L’enfer (l’horreur en général) est par ailleurs un thème essentiel de l’art, sans lequel le sublime (qui est un sentiment plus profond que le beau) n’existerait pas. Le sublime naît en effet de la sublimation de l’horreur. Certains genres artistiques consacrés à ce thème (la tragédie et le fantastique), n’existeraient pas non plus. Des mouvements comme le symbolisme et le surréalisme se sont également inspirés du mal. La représentation de l’horreur nous libère de nos peurs (c’est l’effet cathartique de l’art, théorisé dans la Poétique d’Aristote) et réalise nos fantasmes.

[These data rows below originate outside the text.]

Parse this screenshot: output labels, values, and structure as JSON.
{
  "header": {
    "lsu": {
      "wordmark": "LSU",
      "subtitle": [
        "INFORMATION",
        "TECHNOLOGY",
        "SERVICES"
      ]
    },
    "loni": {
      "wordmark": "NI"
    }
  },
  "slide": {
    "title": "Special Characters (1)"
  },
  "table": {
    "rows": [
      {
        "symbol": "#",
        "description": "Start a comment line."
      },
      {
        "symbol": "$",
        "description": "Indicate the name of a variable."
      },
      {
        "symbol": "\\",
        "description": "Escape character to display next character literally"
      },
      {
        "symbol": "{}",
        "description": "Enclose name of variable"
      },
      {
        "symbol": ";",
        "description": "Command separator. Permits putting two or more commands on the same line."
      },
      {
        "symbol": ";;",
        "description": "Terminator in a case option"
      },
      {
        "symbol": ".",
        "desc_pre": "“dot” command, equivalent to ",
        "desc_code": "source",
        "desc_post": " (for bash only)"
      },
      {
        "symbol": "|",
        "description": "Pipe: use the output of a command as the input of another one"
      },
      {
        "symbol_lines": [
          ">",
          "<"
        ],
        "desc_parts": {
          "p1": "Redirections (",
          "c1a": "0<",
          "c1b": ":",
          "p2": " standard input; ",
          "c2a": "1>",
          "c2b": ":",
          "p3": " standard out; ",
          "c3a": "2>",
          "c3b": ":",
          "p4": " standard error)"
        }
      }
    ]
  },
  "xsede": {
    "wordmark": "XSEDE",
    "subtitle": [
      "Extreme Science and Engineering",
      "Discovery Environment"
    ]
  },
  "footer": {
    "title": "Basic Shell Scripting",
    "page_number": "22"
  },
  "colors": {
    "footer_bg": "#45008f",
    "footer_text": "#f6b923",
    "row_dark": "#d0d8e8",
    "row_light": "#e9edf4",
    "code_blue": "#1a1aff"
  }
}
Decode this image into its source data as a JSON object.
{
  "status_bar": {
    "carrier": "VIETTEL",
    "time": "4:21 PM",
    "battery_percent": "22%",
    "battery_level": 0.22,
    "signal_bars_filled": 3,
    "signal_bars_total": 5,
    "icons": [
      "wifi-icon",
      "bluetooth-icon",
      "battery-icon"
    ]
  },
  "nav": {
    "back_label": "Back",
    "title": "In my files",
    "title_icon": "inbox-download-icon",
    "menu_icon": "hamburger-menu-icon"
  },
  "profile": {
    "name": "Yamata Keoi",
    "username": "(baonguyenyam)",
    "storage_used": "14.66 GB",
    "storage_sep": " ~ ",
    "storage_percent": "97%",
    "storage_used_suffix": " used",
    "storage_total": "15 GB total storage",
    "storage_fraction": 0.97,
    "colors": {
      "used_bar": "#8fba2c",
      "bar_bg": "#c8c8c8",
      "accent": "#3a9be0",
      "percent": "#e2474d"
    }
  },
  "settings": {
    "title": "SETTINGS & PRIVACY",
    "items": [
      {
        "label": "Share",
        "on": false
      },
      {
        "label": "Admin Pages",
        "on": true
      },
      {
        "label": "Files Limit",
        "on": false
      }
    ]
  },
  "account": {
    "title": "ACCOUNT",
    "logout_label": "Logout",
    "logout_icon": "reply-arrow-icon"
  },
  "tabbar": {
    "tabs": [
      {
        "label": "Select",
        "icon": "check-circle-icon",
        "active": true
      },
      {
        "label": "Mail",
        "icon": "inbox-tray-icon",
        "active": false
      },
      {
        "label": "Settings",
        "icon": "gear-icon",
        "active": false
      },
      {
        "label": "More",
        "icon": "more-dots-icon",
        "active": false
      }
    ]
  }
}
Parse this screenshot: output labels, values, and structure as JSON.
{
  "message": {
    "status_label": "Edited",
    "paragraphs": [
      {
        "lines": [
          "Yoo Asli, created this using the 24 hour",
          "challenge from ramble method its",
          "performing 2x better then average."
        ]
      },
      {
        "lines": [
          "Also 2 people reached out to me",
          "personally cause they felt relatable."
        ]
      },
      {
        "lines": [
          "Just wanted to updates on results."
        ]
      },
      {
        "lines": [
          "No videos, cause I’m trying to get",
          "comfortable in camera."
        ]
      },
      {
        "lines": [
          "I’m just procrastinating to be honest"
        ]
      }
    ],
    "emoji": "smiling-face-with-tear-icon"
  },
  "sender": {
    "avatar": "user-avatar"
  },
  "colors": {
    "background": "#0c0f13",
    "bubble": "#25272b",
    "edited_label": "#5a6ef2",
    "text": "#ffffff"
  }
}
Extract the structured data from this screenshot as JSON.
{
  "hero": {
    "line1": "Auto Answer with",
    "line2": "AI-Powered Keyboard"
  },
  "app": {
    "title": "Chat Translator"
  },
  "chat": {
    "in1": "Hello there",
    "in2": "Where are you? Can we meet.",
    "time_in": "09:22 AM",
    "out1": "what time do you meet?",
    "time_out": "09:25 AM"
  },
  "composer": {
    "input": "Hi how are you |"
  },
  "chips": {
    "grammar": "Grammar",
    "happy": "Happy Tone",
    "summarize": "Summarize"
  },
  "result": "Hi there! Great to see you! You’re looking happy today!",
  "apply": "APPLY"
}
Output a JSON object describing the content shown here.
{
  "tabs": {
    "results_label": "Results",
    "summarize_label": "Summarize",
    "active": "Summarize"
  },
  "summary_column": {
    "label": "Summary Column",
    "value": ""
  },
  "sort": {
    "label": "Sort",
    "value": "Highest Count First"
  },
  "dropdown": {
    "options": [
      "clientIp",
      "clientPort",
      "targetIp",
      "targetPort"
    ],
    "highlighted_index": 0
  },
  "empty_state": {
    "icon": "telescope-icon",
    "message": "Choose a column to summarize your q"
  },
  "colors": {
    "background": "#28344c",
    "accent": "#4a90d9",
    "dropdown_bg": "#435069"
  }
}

L’art conjure l’enfer en le transformant en paradis (le sentiment du sublime est un délice). Le mal doit faire partie de l’art parce qu’il fait partie du monde, mais aussi parce qu’il nous habite. Nous portons en nous le paradis et l’enfer, c’est pourquoi ce sont des idées éternelles. L’art fait mieux que la religion, qui nous demande d’être patients, d’endurer le mal en gardant la foi, et de refouler nos désirs. L’art transfigure le mal (en transformant la laideur en beauté et la peur en délice) et sublime nos désirs interdits.